Once the boys were grown, their second significant encounter took place. Esau, who was a skilled hunter, came home after a long hunt, exhausted and famished. Jacob, who was a bit of a homebody, was cooking up a red lentil stew at the time, and Esau asked for a serving. Jacob demurred; “If you want it,” he said, “pay for it with your birthright.” The birthright was normally awarded to the firstborn of the family, and according to the law in Deut 21:17, it consisted of a double portion of everything in the father’s estate—certainly a hefty sum. But Esau is, as he says, starving, so he agrees to the deal (Gen. 25: 29-34).
Their third significant encounter takes place when their father Isaac seeks to confer his paternal blessing on his favored son Esau. Isaac instructs Esau to put on his gear and hunt up some tasty game for a stew (Genesis chap. 27)—then he will be able to bless him on a full stomach. Esau goes off a-hunting, but meanwhile Rebekah has heard of her son Isaac’s intention and sets out to frustrate it. She tells Jacob to go to the flocks and fetch two kids for a stew that she will prepare.
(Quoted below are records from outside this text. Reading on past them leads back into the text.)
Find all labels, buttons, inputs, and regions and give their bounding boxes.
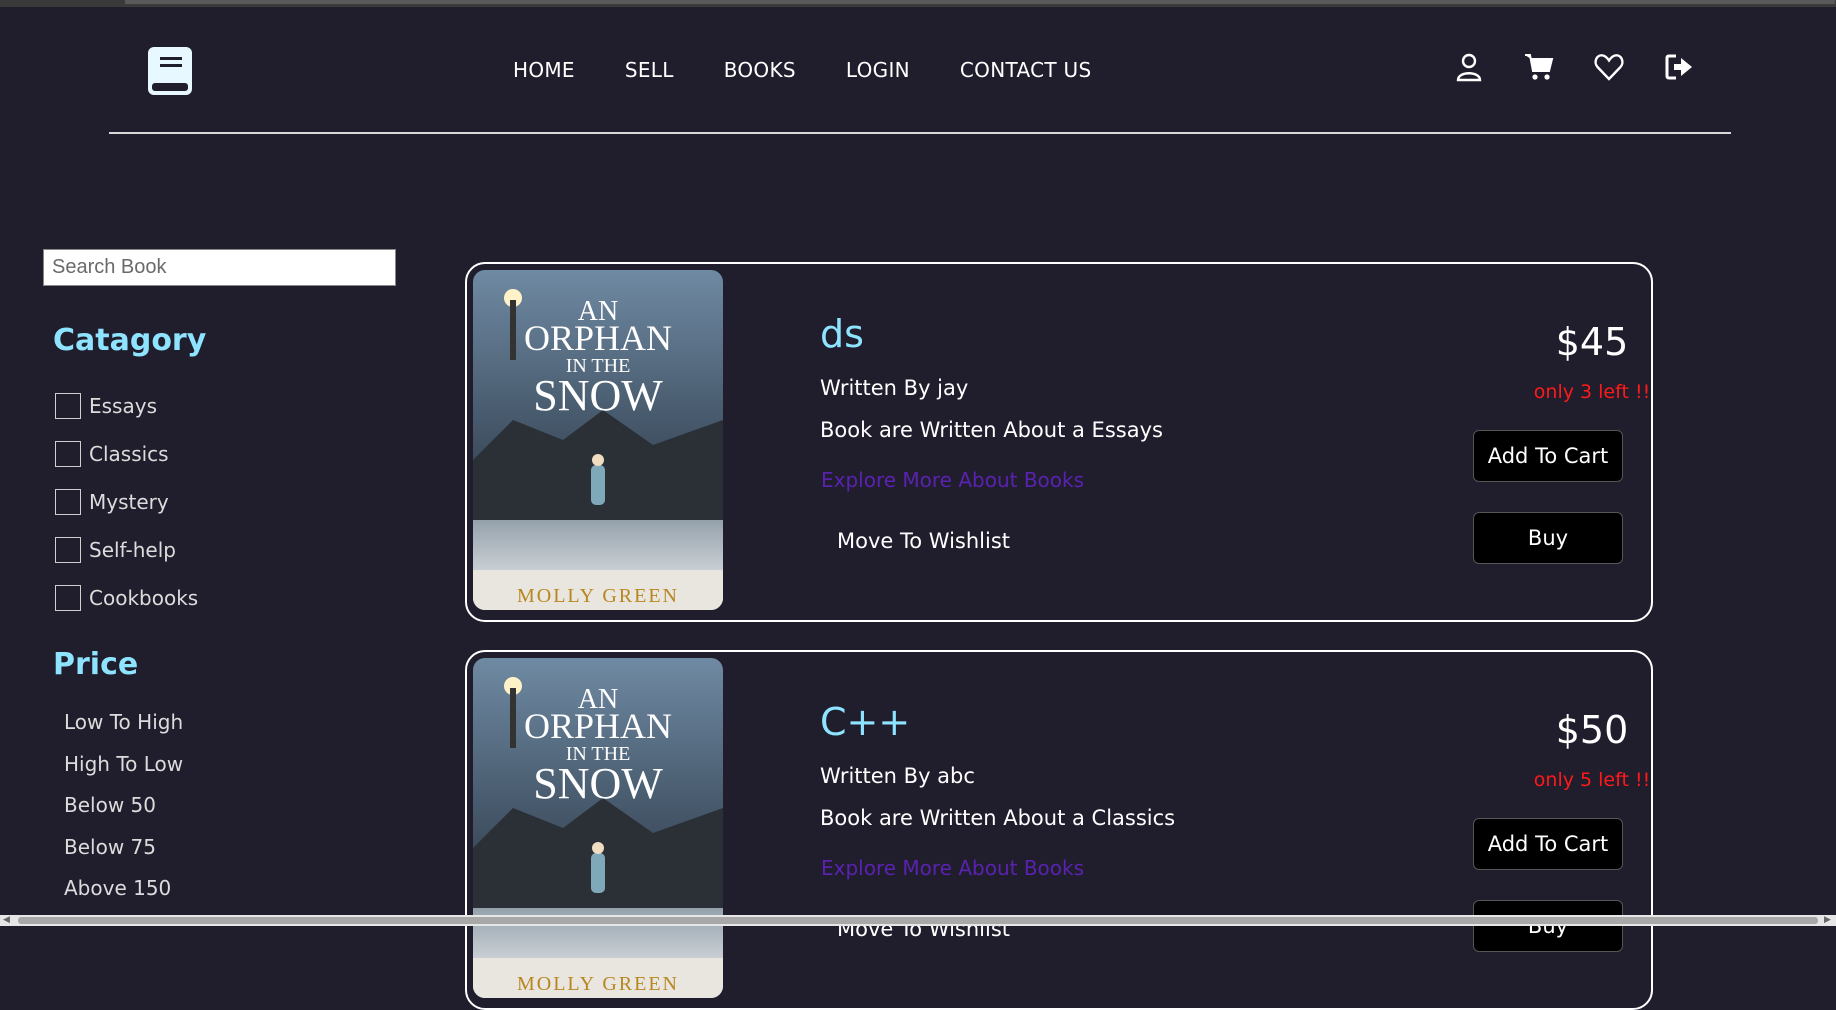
add-to-cart-button[interactable]: Add To Cart <box>1473 430 1623 482</box>
scrollbar-thumb[interactable] <box>18 917 1818 924</box>
book-author: Written By jay <box>820 376 969 400</box>
category-classics[interactable]: Classics <box>55 430 198 478</box>
category-mystery[interactable]: Mystery <box>55 478 198 526</box>
horizontal-scrollbar[interactable]: ◀ ▶ <box>0 915 1836 926</box>
price-above-150[interactable]: Above 150 <box>64 876 183 918</box>
category-list: Essays Classics Mystery Self-help Cookbo… <box>55 382 198 622</box>
category-checkbox[interactable] <box>55 585 81 611</box>
category-checkbox[interactable] <box>55 537 81 563</box>
book-about: Book are Written About a Classics <box>820 806 1176 830</box>
book-cover-image[interactable]: AN ORPHAN IN THE SNOW MOLLY GREEN <box>473 270 723 610</box>
book-title: C++ <box>820 700 911 744</box>
nav-login[interactable]: LOGIN <box>846 58 910 82</box>
book-card: AN ORPHAN IN THE SNOW MOLLY GREEN ds Wri… <box>465 262 1653 622</box>
book-title: ds <box>820 312 864 356</box>
header-divider <box>109 132 1731 134</box>
header-icons <box>1454 52 1694 82</box>
user-icon[interactable] <box>1454 52 1484 82</box>
category-label: Mystery <box>89 490 169 514</box>
price-high-to-low[interactable]: High To Low <box>64 752 183 794</box>
buy-button[interactable]: Buy <box>1473 900 1623 952</box>
move-to-wishlist-button[interactable]: Move To Wishlist <box>837 529 1010 553</box>
stock-warning: only 5 left !! <box>1533 769 1651 791</box>
category-label: Self-help <box>89 538 176 562</box>
price-below-75[interactable]: Below 75 <box>64 835 183 877</box>
main-nav: HOME SELL BOOKS LOGIN CONTACT US <box>513 58 1141 82</box>
category-checkbox[interactable] <box>55 441 81 467</box>
book-card: AN ORPHAN IN THE SNOW MOLLY GREEN C++ Wr… <box>465 650 1653 1010</box>
category-heading: Catagory <box>53 323 207 358</box>
category-self-help[interactable]: Self-help <box>55 526 198 574</box>
cover-title-line: ORPHAN <box>524 318 672 358</box>
cover-title-line: ORPHAN <box>524 706 672 746</box>
category-checkbox[interactable] <box>55 393 81 419</box>
book-about: Book are Written About a Essays <box>820 418 1163 442</box>
nav-contact-us[interactable]: CONTACT US <box>960 58 1092 82</box>
stock-warning: only 3 left !! <box>1533 381 1651 403</box>
price-below-50[interactable]: Below 50 <box>64 793 183 835</box>
cover-author: MOLLY GREEN <box>517 585 679 607</box>
cover-author: MOLLY GREEN <box>517 973 679 995</box>
price-filter-list: Low To High High To Low Below 50 Below 7… <box>64 710 183 918</box>
browser-top-strip <box>0 0 1836 7</box>
cover-title-line: SNOW <box>533 759 663 808</box>
nav-home[interactable]: HOME <box>513 58 575 82</box>
add-to-cart-button[interactable]: Add To Cart <box>1473 818 1623 870</box>
cart-icon[interactable] <box>1524 52 1554 82</box>
price-heading: Price <box>53 647 139 682</box>
buy-button[interactable]: Buy <box>1473 512 1623 564</box>
book-logo-icon[interactable] <box>146 45 194 97</box>
explore-more-link[interactable]: Explore More About Books <box>821 856 1084 880</box>
book-author: Written By abc <box>820 764 975 788</box>
category-checkbox[interactable] <box>55 489 81 515</box>
category-label: Cookbooks <box>89 586 199 610</box>
heart-icon[interactable] <box>1594 52 1624 82</box>
category-cookbooks[interactable]: Cookbooks <box>55 574 198 622</box>
category-essays[interactable]: Essays <box>55 382 198 430</box>
search-input[interactable] <box>43 249 396 286</box>
scroll-left-icon[interactable]: ◀ <box>3 915 10 925</box>
category-label: Essays <box>89 394 157 418</box>
explore-more-link[interactable]: Explore More About Books <box>821 468 1084 492</box>
nav-books[interactable]: BOOKS <box>724 58 796 82</box>
price-low-to-high[interactable]: Low To High <box>64 710 183 752</box>
nav-sell[interactable]: SELL <box>625 58 674 82</box>
book-price: $45 <box>1555 320 1629 364</box>
logout-icon[interactable] <box>1664 52 1694 82</box>
category-label: Classics <box>89 442 169 466</box>
scroll-right-icon[interactable]: ▶ <box>1824 915 1831 925</box>
cover-title-line: SNOW <box>533 371 663 420</box>
book-cover-image[interactable]: AN ORPHAN IN THE SNOW MOLLY GREEN <box>473 658 723 998</box>
book-price: $50 <box>1555 708 1629 752</box>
Then Jacob can go to his father and pretend to be Esau, thereby getting the paternal blessing intended for his brother.
For this to work, of course, Jacob has to take advantage of the fact that his elderly father is quite blind. Even so, when Jacob enters, Isaac suspects some sort of a trick. “Who are you, my son?” “I am Esau, your firstborn,” Jacob answers—an out-and-out lie! Isaac remains skeptical. “The voice is Jacob’s voice,” he says, “but the hairy arms belong to Esau.” (Rebekah had taken the precaution of covering Jacob’s smooth forearms with goat hair, in order to be more like the skin of her “hairy” son Esau.) Isaac was thus torn between trusting his sense of hearing and his sense of touch. But when Isaac smelled the outdoor smell on the clothes that Jacob was wearing—Rebekah had borrowed them from her older son’s wardrobe and put them on her younger son—Isaac was convinced that this must indeed be Esau. So Isaac blessed him, asking God to award him with all the fine things of this world and, significantly, to make him the master of his brethren, including—even if unintentionally—Esau.
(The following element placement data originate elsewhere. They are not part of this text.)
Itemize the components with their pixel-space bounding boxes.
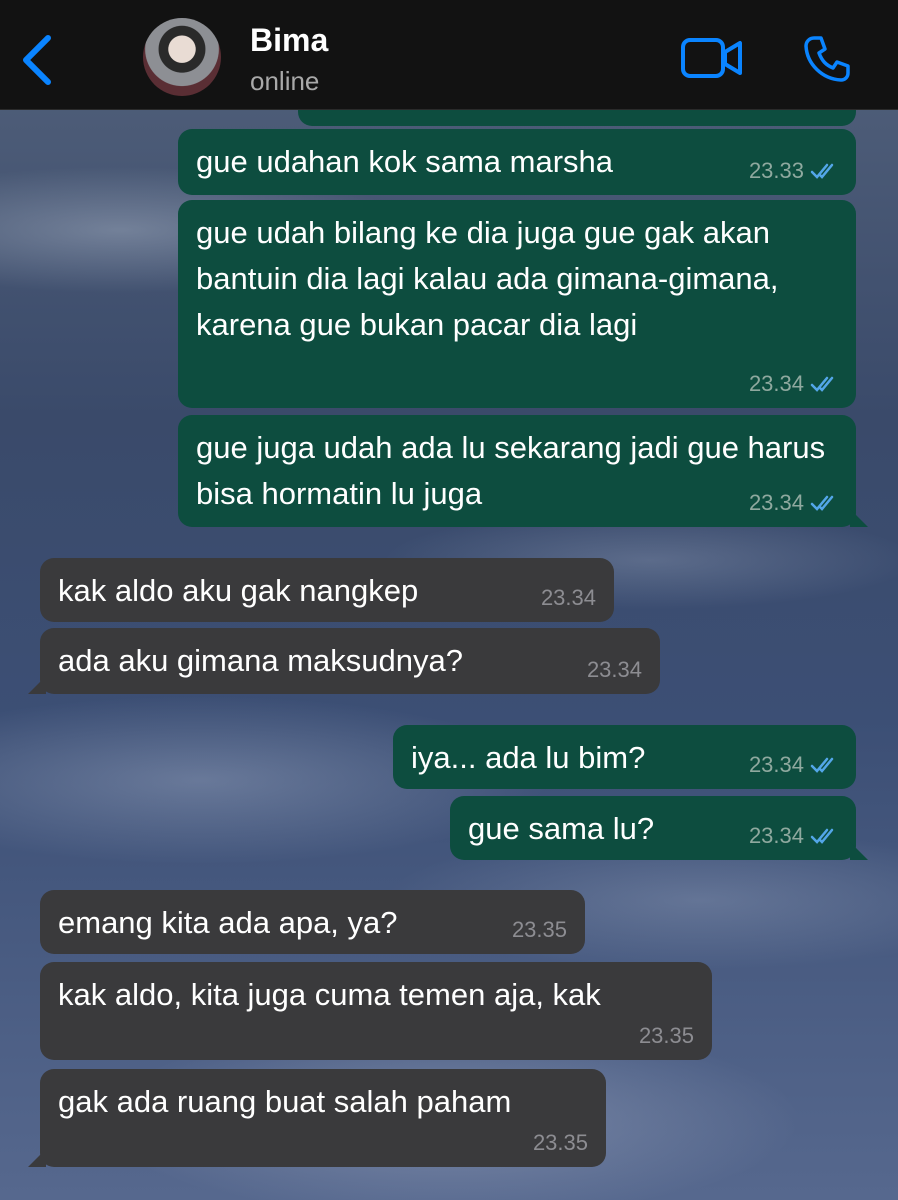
message-bubble-outgoing[interactable]: iya... ada lu bim? 23.34 <box>393 725 856 789</box>
message-meta: 23.35 <box>533 1131 588 1155</box>
message-bubble-incoming[interactable]: kak aldo aku gak nangkep 23.34 <box>40 558 614 622</box>
message-text: gue udah bilang ke dia juga gue gak akan… <box>196 215 788 342</box>
message-meta: 23.34 <box>749 491 838 515</box>
message-meta: 23.34 <box>749 372 838 396</box>
message-time: 23.34 <box>748 823 804 848</box>
double-check-icon <box>810 163 834 179</box>
message-text: kak aldo, kita juga cuma temen aja, kak <box>58 977 601 1012</box>
message-text: kak aldo aku gak nangkep <box>58 573 419 608</box>
double-check-icon <box>810 757 834 773</box>
contact-status: online <box>250 66 320 96</box>
message-time: 23.35 <box>532 1130 588 1155</box>
message-time: 23.34 <box>748 752 804 777</box>
message-text: ada aku gimana maksudnya? <box>58 643 463 678</box>
message-time: 23.35 <box>511 917 567 942</box>
message-bubble-outgoing[interactable]: gue udah bilang ke dia juga gue gak akan… <box>178 200 856 408</box>
back-button[interactable] <box>18 32 58 88</box>
avatar[interactable] <box>143 18 221 96</box>
message-meta: 23.34 <box>541 586 596 610</box>
message-time: 23.34 <box>748 371 804 396</box>
message-time: 23.35 <box>638 1023 694 1048</box>
message-bubble-incoming[interactable]: emang kita ada apa, ya? 23.35 <box>40 890 585 954</box>
voice-call-button[interactable] <box>802 34 852 84</box>
message-meta: 23.33 <box>749 159 838 183</box>
contact-name[interactable]: Bima <box>250 22 328 59</box>
message-text: gue juga udah ada lu sekarang jadi gue h… <box>196 430 834 511</box>
message-text: emang kita ada apa, ya? <box>58 905 398 940</box>
video-camera-icon <box>681 38 742 78</box>
message-bubble-incoming[interactable]: gak ada ruang buat salah paham 23.35 <box>28 1069 606 1167</box>
message-bubble-incoming[interactable]: ada aku gimana maksudnya? 23.34 <box>28 628 660 694</box>
message-bubble-outgoing[interactable]: gue udahan kok sama marsha 23.33 <box>178 129 856 195</box>
message-bubble-outgoing[interactable]: gue sama lu? 23.34 <box>450 796 868 860</box>
message-time: 23.33 <box>748 158 804 183</box>
message-text: gue udahan kok sama marsha <box>196 144 614 179</box>
double-check-icon <box>810 495 834 511</box>
message-meta: 23.35 <box>512 918 567 942</box>
message-meta: 23.34 <box>749 753 838 777</box>
message-time: 23.34 <box>586 657 642 682</box>
chat-header: Bima online <box>0 0 898 110</box>
message-meta: 23.34 <box>587 658 642 682</box>
message-bubble-incoming[interactable]: kak aldo, kita juga cuma temen aja, kak … <box>40 962 712 1060</box>
message-time: 23.34 <box>748 490 804 515</box>
video-call-button[interactable] <box>680 36 744 80</box>
message-text: gak ada ruang buat salah paham <box>58 1084 512 1119</box>
chevron-left-icon <box>23 35 51 85</box>
message-bubble-outgoing[interactable]: gue juga udah ada lu sekarang jadi gue h… <box>178 415 868 527</box>
message-meta: 23.34 <box>749 824 838 848</box>
phone-icon <box>804 36 850 82</box>
double-check-icon <box>810 828 834 844</box>
message-meta: 23.35 <box>639 1024 694 1048</box>
double-check-icon <box>810 376 834 392</box>
message-time: 23.34 <box>540 585 596 610</box>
These incidents have troubled interpreters from ancient times. Many have suggested that Esau really didn’t want his birthright, that he had actually “scorned” it or “spurned” it—and that Jacob therefore did no wrong in relieving him of it. But that’s stretching things a bit. The verb translated as “scorned” often means something a little milder, more like “make light of,” and in any case, there’s no indication that this is how Esau felt about the birthright before the fact. A more objective translation would probably say that Esau “thought little of” his birthright—and this might just as likely be meant to describe how Esau reacted after the fact, once he had sold his birthright.
But apologizing for the boys’ behavior misses the whole point. The common pattern of these three encounters, wherein Jacob the Little Guy keeps trying, and ultimately succeeds, in getting what was supposed to be his brother’s (the birthright, the blessing) is actually a representation of the prediction that God had given Rebekah when her twins were still pressing together in her womb: “Two nations are in your womb, and two separate peoples will come forth from within you; they will keep struggling, one with the other, but (in the end,) the greater will be subservient to the lesser.”
This wasn’t talking about two individuals—it wasn’t at all about the later life of the two brothers themselves (as most interpreters seem to think). It was about the two nations that they would establish, Edom and Israel. As the Torah says explicitly, the country of Edom had already become a kingdom when the future Israel was still merely a ragtag collection of vaguely related tribes (Gen 36:31). This was simply a way of saying that Edom was initially the strong, dominant country while Israel was still the Little Guy trying to catch up. But eventually Israel did catch up. During the reign of King David, according to the account in 2 Samuel, Edom was defeated and thereafter became a vassal of David’s (2 Sam 13-14). That is what these three incidents actually point to, the moment when “the greater will be subservient to the lesser.”